У меня всегда была слабая воля. В детстве я слушался всех и подпадал под любое влияние. «Валя очень послушный мальчик», — говорила мать с гордостью. Не знаю, чем тут можно было гордиться. Отец учил меня не подчиняться обстоятельствам. Я плохо его помню — он был моряком, ходил в кругосветки и наверняка в детстве не слыл таким пай-мальчиком, как я. Учился я отлично, потому что подпал под влияние классного наставника.
Когда после школы я подался в Институт хронографии, никто не понял моего поступка. А я всего лишь находился под сильнейшим влиянием личности Рагозина, о чем никто не догадывался, и потому мой поступок был признан первым проявлением самостоятельности.
С Рагозиным я познакомился только на втором курсе, до этого лишь читал запоем его книги и статьи. Они-то и поразили меня и заставили сделать то, чего я и сам от себя не ожидал. Рагозин, не подозревая того, воспитал во мне мужчину. Вряд ли он предвидел такой педагогический эффект от своих сугубо научных и совершенно лишенных внешней занимательности публикаций.
Рагозин! Маленький, щуплый, морщившийся от болей, он уже тогда был тяжело и безнадежно болен, — создатель хронодинамики — подавлял одним своим взглядом. Ему бы родится в Индии, заклинать змей и гипнотизировать толпу на площадях. Основы хронографии мы знали, как нам казалось, не хуже его самого, потому что сдавали каждый раздел не меньше десятка раз. Только абсолютно полное понимание — и тогда пятерка. В противном случае только двойка. По-моему, Рагозин и жил так, деля весь мир на две категории, два цвета. Хорошее и плохое, белое и черное. Хронодинамика и все остальное. Или вовсе не будет. Он был мечтателем, романтиком. Его выступления перед нами, шалевшими от восторга, невозможно описать. Это надо было видеть и прочувствовать. И надо было видеть и прочувствовать то время, время моей юности.
Первые машины времени были громоздкими, как домны, лишь две страны — СССР и США — владели ими, слишком велики оказались затраты. После каждого заброса на страницах газет появлялись фотографии и подробные отчеты. Библиотека Ивана Грозного. Петр Первый на военном совете. Линкольн и борьба за освобождение. Хронографы стали, по существу, огромными проекционными, где в натуре оживала история.

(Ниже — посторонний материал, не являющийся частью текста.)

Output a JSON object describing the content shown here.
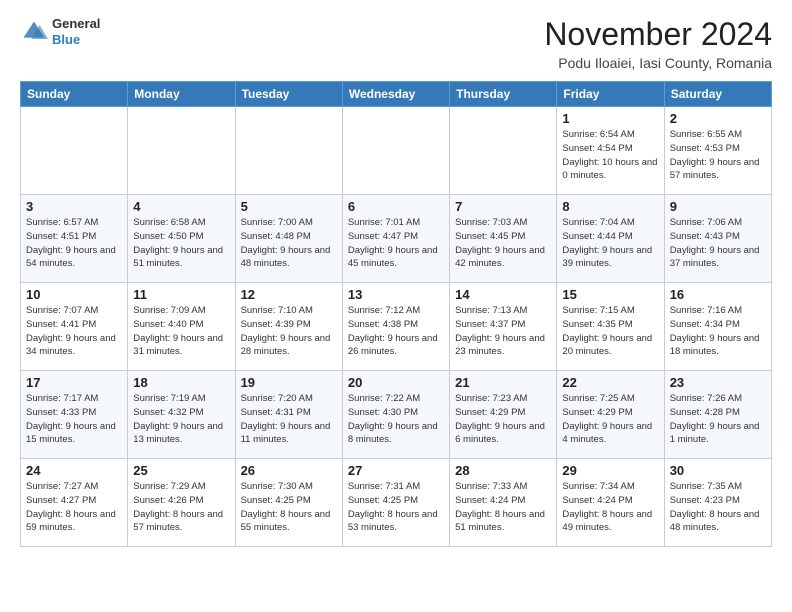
{
  "header": {
    "logo": {
      "general": "General",
      "blue": "Blue"
    },
    "title": "November 2024",
    "location": "Podu Iloaiei, Iasi County, Romania"
  },
  "days_of_week": [
    "Sunday",
    "Monday",
    "Tuesday",
    "Wednesday",
    "Thursday",
    "Friday",
    "Saturday"
  ],
  "weeks": [
    [
      {
        "day": "",
        "info": ""
      },
      {
        "day": "",
        "info": ""
      },
      {
        "day": "",
        "info": ""
      },
      {
        "day": "",
        "info": ""
      },
      {
        "day": "",
        "info": ""
      },
      {
        "day": "1",
        "info": "Sunrise: 6:54 AM\nSunset: 4:54 PM\nDaylight: 10 hours\nand 0 minutes."
      },
      {
        "day": "2",
        "info": "Sunrise: 6:55 AM\nSunset: 4:53 PM\nDaylight: 9 hours\nand 57 minutes."
      }
    ],
    [
      {
        "day": "3",
        "info": "Sunrise: 6:57 AM\nSunset: 4:51 PM\nDaylight: 9 hours\nand 54 minutes."
      },
      {
        "day": "4",
        "info": "Sunrise: 6:58 AM\nSunset: 4:50 PM\nDaylight: 9 hours\nand 51 minutes."
      },
      {
        "day": "5",
        "info": "Sunrise: 7:00 AM\nSunset: 4:48 PM\nDaylight: 9 hours\nand 48 minutes."
      },
      {
        "day": "6",
        "info": "Sunrise: 7:01 AM\nSunset: 4:47 PM\nDaylight: 9 hours\nand 45 minutes."
      },
      {
        "day": "7",
        "info": "Sunrise: 7:03 AM\nSunset: 4:45 PM\nDaylight: 9 hours\nand 42 minutes."
      },
      {
        "day": "8",
        "info": "Sunrise: 7:04 AM\nSunset: 4:44 PM\nDaylight: 9 hours\nand 39 minutes."
      },
      {
        "day": "9",
        "info": "Sunrise: 7:06 AM\nSunset: 4:43 PM\nDaylight: 9 hours\nand 37 minutes."
      }
    ],
    [
      {
        "day": "10",
        "info": "Sunrise: 7:07 AM\nSunset: 4:41 PM\nDaylight: 9 hours\nand 34 minutes."
      },
      {
        "day": "11",
        "info": "Sunrise: 7:09 AM\nSunset: 4:40 PM\nDaylight: 9 hours\nand 31 minutes."
      },
      {
        "day": "12",
        "info": "Sunrise: 7:10 AM\nSunset: 4:39 PM\nDaylight: 9 hours\nand 28 minutes."
      },
      {
        "day": "13",
        "info": "Sunrise: 7:12 AM\nSunset: 4:38 PM\nDaylight: 9 hours\nand 26 minutes."
      },
      {
        "day": "14",
        "info": "Sunrise: 7:13 AM\nSunset: 4:37 PM\nDaylight: 9 hours\nand 23 minutes."
      },
      {
        "day": "15",
        "info": "Sunrise: 7:15 AM\nSunset: 4:35 PM\nDaylight: 9 hours\nand 20 minutes."
      },
      {
        "day": "16",
        "info": "Sunrise: 7:16 AM\nSunset: 4:34 PM\nDaylight: 9 hours\nand 18 minutes."
      }
    ],
    [
      {
        "day": "17",
        "info": "Sunrise: 7:17 AM\nSunset: 4:33 PM\nDaylight: 9 hours\nand 15 minutes."
      },
      {
        "day": "18",
        "info": "Sunrise: 7:19 AM\nSunset: 4:32 PM\nDaylight: 9 hours\nand 13 minutes."
      },
      {
        "day": "19",
        "info": "Sunrise: 7:20 AM\nSunset: 4:31 PM\nDaylight: 9 hours\nand 11 minutes."
      },
      {
        "day": "20",
        "info": "Sunrise: 7:22 AM\nSunset: 4:30 PM\nDaylight: 9 hours\nand 8 minutes."
      },
      {
        "day": "21",
        "info": "Sunrise: 7:23 AM\nSunset: 4:29 PM\nDaylight: 9 hours\nand 6 minutes."
      },
      {
        "day": "22",
        "info": "Sunrise: 7:25 AM\nSunset: 4:29 PM\nDaylight: 9 hours\nand 4 minutes."
      },
      {
        "day": "23",
        "info": "Sunrise: 7:26 AM\nSunset: 4:28 PM\nDaylight: 9 hours\nand 1 minute."
      }
    ],
    [
      {
        "day": "24",
        "info": "Sunrise: 7:27 AM\nSunset: 4:27 PM\nDaylight: 8 hours\nand 59 minutes."
      },
      {
        "day": "25",
        "info": "Sunrise: 7:29 AM\nSunset: 4:26 PM\nDaylight: 8 hours\nand 57 minutes."
      },
      {
        "day": "26",
        "info": "Sunrise: 7:30 AM\nSunset: 4:25 PM\nDaylight: 8 hours\nand 55 minutes."
      },
      {
        "day": "27",
        "info": "Sunrise: 7:31 AM\nSunset: 4:25 PM\nDaylight: 8 hours\nand 53 minutes."
      },
      {
        "day": "28",
        "info": "Sunrise: 7:33 AM\nSunset: 4:24 PM\nDaylight: 8 hours\nand 51 minutes."
      },
      {
        "day": "29",
        "info": "Sunrise: 7:34 AM\nSunset: 4:24 PM\nDaylight: 8 hours\nand 49 minutes."
      },
      {
        "day": "30",
        "info": "Sunrise: 7:35 AM\nSunset: 4:23 PM\nDaylight: 8 hours\nand 48 minutes."
      }
    ]
  ]
}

Путешествия во времени сродни первым полетам в космос, только значительно более понятны для всех и потому более популярны. Но никто никогда не выбирался из машин времени в «физический мир». Никто еще не примял в прошлом ни одной травинки, не обменялся с предками ни единым словом.
Как-то мальчишки спорили на улице. Я проходил мимо и услышал. Один уверял, что изменить прошлое можно, но есть конвенция, запрещающая делать это. Другой был убежден, что влиять на прошлое невозможно в принципе. Я подумал о том, как быстро формирует время новые взгляды. Между тем конвенцию ООН о запрещении навеки какого бы то ни было влияния на Прошлое принимали уже после смерти Рагозина. Незадолго до смерти учитель заложил первый камень в здание Института времени — того, что стоит в центре города, в котором сейчас размещаются только службы управления. А ведь двадцать лет назад там находились инженеры, разработчики, технологи и мы — операторы.
Машины времени и сегодня очень дороги — дороже самого современного космического корабля. Даже размеры удалось уменьшить лишь незначительно. Забираясь в кабину управления, я всегда ощущал себя винтиком, выпавшим из какой-то несущественной детали. Я был обвешан датчиками, окружен экранами, привязан к креслу, о том, чтобы выйти в физическое прошлое, и речи не было. Но видеть, слышать все происходившее сто, тысячу лет назад — это ни с чем не сравнимо. Ни с каким полетом в космос. Ни с чем.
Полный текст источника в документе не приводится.